Colorado schools hit with large open records request
June 7, 2010
FORT COLLINS, Colo. (AP) – The Colorado attorney general’s office has asked more than 150 school districts for thousands of documents to help the state fight a lawsuit over school funding.
Early estimates from about a fourth of those districts say it will cost at least $300,000 in staff time and other costs to compile the records. The other districts haven’t submitted estimates.
The request, reported Sunday by the Fort Collins Coloradoan, was made under the Colorado Open Records Act.
State law allows government agencies to charge $20 an hour for time and 25 cents per page copied for documents under the Open Records Act.
It wasn’t clear how much the state would end up paying the schools. The attorney general is willing to pay “reasonable costs and fees” allowed under the law, said Mike Saccone, a spokesman for Attorney General John Suthers.
Saccone said the attorney general’s office is willing to send employees with scanners to individual districts to reduce copying costs.
“We are taking every step to make this non-burdensome,” he said.
Saccone said the documents are necessary to defend against a suit by about 20 districts alleging the state isn’t meeting its constitutional requirements for school funding.
The districts asked to provide the documents aren’t plaintiffs.
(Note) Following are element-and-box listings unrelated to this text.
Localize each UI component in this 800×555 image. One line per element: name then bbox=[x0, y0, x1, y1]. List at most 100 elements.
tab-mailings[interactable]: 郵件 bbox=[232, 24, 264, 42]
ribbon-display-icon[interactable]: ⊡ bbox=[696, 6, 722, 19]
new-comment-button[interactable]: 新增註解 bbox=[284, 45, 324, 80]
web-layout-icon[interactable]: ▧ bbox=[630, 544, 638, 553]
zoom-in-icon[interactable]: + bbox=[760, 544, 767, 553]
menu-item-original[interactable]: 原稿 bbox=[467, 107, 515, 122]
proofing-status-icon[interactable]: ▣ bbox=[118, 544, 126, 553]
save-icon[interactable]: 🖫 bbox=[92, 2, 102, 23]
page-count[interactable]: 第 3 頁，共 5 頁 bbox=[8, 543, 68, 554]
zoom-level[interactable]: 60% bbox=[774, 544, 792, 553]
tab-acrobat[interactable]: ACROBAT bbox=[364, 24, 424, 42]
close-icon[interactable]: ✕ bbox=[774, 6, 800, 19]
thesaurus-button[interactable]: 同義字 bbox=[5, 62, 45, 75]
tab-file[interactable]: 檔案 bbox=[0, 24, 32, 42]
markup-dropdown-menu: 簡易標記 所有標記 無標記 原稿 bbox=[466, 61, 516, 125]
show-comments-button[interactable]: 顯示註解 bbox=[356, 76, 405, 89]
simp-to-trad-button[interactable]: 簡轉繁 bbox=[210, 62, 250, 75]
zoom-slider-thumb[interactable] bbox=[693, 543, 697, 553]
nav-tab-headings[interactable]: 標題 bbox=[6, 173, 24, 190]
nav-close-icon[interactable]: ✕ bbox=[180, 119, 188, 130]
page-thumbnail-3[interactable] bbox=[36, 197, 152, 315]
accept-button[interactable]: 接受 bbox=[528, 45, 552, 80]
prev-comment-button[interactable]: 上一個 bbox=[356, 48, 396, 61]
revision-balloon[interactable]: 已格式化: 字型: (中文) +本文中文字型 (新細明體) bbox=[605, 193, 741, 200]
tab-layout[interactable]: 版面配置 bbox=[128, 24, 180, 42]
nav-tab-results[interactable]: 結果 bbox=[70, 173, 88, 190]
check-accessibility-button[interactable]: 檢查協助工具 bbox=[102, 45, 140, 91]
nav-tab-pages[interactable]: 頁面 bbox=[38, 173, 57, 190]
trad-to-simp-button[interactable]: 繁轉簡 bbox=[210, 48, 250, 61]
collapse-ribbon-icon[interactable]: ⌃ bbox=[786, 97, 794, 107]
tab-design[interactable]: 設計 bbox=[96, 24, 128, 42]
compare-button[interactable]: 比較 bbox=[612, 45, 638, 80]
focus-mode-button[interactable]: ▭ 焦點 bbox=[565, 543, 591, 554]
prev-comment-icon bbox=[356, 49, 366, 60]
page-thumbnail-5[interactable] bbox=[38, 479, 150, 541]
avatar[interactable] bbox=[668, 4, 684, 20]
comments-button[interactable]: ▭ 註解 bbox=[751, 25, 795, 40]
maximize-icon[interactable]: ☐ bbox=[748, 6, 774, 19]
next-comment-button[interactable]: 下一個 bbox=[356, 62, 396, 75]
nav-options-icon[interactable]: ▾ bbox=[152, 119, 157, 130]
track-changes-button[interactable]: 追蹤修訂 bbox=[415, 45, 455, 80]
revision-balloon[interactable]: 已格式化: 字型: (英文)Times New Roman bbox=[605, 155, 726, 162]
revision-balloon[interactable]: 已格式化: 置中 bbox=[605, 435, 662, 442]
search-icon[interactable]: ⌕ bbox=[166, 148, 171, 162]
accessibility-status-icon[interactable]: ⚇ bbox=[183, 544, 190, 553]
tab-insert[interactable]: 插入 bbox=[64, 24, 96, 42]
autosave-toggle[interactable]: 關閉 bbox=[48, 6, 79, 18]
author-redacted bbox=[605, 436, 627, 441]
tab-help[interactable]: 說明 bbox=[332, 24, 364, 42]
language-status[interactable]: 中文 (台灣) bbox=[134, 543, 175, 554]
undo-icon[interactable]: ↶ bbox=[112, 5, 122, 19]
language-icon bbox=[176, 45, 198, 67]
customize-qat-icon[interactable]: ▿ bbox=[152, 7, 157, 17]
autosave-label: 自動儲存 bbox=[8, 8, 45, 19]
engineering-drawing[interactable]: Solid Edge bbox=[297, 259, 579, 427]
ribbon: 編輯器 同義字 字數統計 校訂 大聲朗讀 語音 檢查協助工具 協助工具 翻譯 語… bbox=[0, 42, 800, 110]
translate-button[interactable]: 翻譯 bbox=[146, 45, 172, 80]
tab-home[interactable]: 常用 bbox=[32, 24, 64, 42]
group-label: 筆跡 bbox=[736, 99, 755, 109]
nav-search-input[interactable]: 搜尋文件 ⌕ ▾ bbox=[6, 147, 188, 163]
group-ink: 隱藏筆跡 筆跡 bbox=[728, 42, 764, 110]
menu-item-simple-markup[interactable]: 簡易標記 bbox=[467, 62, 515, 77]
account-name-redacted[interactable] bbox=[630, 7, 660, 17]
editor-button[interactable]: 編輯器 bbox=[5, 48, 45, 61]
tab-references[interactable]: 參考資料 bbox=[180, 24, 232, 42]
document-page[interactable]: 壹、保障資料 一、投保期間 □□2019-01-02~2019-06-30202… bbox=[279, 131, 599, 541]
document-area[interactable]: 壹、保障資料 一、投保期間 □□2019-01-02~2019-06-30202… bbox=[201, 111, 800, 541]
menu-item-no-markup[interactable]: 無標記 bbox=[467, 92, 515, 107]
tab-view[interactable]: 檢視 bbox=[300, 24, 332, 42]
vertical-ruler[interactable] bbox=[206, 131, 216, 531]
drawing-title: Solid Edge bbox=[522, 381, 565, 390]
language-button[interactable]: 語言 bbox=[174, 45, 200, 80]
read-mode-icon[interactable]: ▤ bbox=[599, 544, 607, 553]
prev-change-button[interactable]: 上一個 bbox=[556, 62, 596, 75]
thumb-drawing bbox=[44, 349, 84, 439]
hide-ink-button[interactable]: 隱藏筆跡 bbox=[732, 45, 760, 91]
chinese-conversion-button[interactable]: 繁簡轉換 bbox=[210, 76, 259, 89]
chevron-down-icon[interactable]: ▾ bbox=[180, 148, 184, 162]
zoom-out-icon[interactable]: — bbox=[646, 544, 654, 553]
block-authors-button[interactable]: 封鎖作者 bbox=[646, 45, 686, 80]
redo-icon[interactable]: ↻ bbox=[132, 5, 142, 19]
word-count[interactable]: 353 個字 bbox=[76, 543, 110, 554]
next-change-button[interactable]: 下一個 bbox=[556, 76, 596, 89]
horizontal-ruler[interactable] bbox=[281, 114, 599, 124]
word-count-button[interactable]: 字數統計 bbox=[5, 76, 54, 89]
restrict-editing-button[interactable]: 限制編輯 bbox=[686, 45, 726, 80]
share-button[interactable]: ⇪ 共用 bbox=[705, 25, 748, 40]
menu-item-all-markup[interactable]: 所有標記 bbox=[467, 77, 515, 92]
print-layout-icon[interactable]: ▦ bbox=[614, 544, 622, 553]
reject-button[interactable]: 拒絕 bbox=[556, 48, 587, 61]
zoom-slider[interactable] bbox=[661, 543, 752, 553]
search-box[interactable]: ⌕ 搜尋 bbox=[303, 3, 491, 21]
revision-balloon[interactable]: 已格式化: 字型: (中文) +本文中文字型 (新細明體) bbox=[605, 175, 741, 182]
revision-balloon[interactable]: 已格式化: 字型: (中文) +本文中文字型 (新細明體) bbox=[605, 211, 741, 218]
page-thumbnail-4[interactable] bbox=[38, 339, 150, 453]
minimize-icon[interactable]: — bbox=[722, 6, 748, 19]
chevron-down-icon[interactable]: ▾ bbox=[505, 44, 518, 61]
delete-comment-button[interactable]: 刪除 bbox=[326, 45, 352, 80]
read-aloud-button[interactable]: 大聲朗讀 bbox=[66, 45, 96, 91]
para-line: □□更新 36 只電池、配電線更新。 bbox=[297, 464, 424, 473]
Requests for documents from opposing sides court cases is usually handled through the pretrial discovery process.
Kathy Gebhardt, lead attorney for the plaintiffs, said she was concerned by the size of the records request.
“That’s money that would go to kids and that would help with education instead of copying and scanning,” she said.
The lawsuit was filed in 2005 by 14 districts in the San Luis Valley and a number of parents. Six other districts, including large ones in Denver, Colorado Springs and Jefferson County, joined later.
After several rulings on appeal, the case could go to trial next year.